La Corte di Cassazione, con la sentenza 10 giugno 2020 n. 11050, ha deciso che non si è in presenza di demansionamento se il lavoratore non viene assegnato alle mansioni corrispondenti al proprio profilo di appartenenza per sua esclusiva volontà, rifiutandosi di conseguire la necessaria professionalizzazione.

Nel caso sottoposto all’esame della Suprema Corte un lavoratore si era rivolto al Tribunale del lavoro affinchè l’azienda da cui dipendeva venisse condannata al risarcimento del danno da demansionamento professionale.

I giudici di primo grado hanno accolto le doglianze del lavoratore, ma la Corte d’Appello ha invece riformato la sentenza del Tribunale, accogliendo la richiesta dell’azienda volta ad annullare il diritto al risarcimento del danno.

In appello infatti era stato accertato che il lavoratore era stato ritenuto inidoneo a svolgere una certa mansione per problemi di salute. Era quindi stato assegnato inizialmente ad uffici di natura amministrativa e successivamente, tenuto conto delle sue residue possibilità di utilizzazione, era stato assegnato al servizio di portineria.

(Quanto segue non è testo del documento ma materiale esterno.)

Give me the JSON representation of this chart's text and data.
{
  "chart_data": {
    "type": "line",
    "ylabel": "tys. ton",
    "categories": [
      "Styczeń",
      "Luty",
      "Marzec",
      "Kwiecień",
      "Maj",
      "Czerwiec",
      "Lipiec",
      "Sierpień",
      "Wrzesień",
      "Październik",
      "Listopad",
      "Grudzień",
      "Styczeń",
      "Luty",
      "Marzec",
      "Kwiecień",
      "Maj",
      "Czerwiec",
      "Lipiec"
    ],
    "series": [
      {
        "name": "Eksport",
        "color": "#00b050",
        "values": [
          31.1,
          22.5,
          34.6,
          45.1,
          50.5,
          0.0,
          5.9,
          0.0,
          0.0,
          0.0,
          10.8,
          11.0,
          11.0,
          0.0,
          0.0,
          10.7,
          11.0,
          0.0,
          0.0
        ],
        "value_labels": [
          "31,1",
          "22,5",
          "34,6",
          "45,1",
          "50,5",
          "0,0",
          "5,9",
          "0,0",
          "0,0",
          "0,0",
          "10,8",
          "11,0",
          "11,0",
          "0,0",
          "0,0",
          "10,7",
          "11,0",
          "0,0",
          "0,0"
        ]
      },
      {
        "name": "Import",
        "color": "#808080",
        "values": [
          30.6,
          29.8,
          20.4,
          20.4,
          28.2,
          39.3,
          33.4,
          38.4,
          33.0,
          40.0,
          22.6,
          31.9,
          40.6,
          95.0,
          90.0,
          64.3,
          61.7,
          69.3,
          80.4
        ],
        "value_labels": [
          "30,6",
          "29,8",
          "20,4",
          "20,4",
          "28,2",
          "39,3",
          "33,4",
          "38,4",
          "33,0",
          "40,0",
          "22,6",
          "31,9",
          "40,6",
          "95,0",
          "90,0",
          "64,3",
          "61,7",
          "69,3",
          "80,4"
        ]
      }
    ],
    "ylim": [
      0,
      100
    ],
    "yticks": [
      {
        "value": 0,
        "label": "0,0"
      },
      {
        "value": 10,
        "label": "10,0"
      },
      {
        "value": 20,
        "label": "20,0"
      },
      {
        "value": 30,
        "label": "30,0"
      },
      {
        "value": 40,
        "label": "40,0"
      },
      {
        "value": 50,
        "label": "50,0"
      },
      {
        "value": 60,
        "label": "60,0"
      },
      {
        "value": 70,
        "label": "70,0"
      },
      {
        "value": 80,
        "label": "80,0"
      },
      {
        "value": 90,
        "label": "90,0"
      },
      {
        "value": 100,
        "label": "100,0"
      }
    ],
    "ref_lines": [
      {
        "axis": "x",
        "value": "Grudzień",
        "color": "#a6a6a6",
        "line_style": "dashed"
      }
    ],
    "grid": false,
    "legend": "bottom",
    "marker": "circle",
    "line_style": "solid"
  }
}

Sempre secondo i giudici di secondo grado, non poteva dirsi che fosse stato perpetuato alcun demansionamento, dato che l’attribuzione a mansioni di natura meramente esecutiva rispetto a quelle corrispondenti al proprio profilo di appartenenza, era dipeso dal rifiuto dello stesso lavoratore di partecipare ai corsi di aggiornamento professionale, indispensabili per acquisire le conoscenze idonee all’espletamento delle mansioni corrispondenti al predetto profilo.

Il lavoratore ha richiesto la cassazione delle sentenza, ma i giudici di legittimità hanno rigettato il ricorso.